The fascination with this pair as possible rivals for the White House makes perfect sense, because it defies belief. We’re talking about tomorrow while trafficking in yesterday. We’re saying we need to turn the page by going back to a previous chapter.
Can I say that the "fascination with this pair" is so great that... I haven't heard it at all? I've seen plenty of "Ready for Hillary" bumper stickers, and I've heard plenty of anti-Hillary rhetoric from those who still mumble about Webb Hubbell and lesbian hair styles, but I've heard exactly zero people mention Jeb Bush. I think it's safe to say that "Jebary" is an obsession that afflicts no one other than a few pundits.
Fareed Zakaria thinks American innovation is less innovative than it looks.
A set of new studies suggests that the glittering examples of Facebook, Snapchat and Uber are deceptive. American innovation is in trouble.

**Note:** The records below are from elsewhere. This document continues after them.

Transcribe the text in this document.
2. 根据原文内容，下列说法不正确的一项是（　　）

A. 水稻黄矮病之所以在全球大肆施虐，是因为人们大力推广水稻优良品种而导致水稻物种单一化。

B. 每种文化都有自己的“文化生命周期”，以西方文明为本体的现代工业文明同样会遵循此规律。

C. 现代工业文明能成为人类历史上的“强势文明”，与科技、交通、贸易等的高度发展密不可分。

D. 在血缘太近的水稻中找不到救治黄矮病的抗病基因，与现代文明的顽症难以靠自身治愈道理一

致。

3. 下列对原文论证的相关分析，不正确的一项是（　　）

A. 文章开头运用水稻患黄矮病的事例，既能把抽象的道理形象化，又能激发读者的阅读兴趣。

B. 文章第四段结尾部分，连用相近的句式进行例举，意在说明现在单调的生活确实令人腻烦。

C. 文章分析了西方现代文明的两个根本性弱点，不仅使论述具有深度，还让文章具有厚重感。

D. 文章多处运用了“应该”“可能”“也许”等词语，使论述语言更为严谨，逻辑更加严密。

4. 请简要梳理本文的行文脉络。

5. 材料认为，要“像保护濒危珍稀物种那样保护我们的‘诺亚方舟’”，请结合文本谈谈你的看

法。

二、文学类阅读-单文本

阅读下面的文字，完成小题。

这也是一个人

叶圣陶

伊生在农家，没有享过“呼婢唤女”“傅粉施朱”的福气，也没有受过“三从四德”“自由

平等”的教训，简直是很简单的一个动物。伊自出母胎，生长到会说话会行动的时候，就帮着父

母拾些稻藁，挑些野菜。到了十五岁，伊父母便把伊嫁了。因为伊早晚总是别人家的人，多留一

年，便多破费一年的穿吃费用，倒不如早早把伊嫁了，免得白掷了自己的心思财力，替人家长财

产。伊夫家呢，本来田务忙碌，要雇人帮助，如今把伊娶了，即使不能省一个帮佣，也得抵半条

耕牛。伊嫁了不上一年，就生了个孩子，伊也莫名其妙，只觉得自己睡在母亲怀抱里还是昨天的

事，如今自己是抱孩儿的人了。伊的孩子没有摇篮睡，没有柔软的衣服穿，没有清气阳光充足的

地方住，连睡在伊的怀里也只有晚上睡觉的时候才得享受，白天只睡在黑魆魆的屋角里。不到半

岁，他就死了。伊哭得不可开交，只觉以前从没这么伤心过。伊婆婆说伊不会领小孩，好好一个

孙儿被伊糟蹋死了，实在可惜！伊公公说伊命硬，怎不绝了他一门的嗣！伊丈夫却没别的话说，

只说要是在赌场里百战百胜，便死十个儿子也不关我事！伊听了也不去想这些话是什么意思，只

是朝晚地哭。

“Over the past 30 years, the rate of start-up formation in the United States has slowed markedly, and the technology industry has come to be dominated by older companies,” writes Robert Litan in the current issue of Foreign Affairs. In 1978, start-ups — companies less than a year old — made up almost 15 percent of all U.S. companies. But by 2011, that figure had slumped to 8 percent. “For the first time in three decades, business deaths exceeded business births,” notes Litan.
Zakaria treats this as an immigration issue, and letting in more immigrants with ideas is... a good idea. But I strongly suspect that the rate of new business formations is more directly related to other issues... and likely not the best measure of innovation.
The St. Louis Post-Dispatch explains why your visit to grandma was so painful.
Perhaps the worst, and least noticed, business trend in the last eight years has been undertaken by America’s airlines (most of them, anyway). They’ve deliberately made basic services worse to entice customers to pay for upgrades. “Calculated misery” is what legal scholar (and frequent flier) Tim Wu of Columbia University calls it. ...
This business model works because there’s no practical alternative to long-distance travel and government-approved mergers have reduced competition. “Calculated misery” depends on oppressing people for its success. It has brought class warfare to the skies, and sadly, is a perfect metaphor for our times.
Once upon a time I took a flight on RyanAir, Ireland's notoriously cheap airline. At the time, it was amusing to see the ends they would go to in order to squeeze in more passengers and extract every dime. Now I think of RyanAir as innovators. I can't think of any misery they inflicted that hasn't been bettered by the "major airlines," and at least RyanAir gave you cheap flights.
Many of the usual pundits are still on holiday this week. Expect to see more familiar names next Sunday... and don't say I didn't warn you.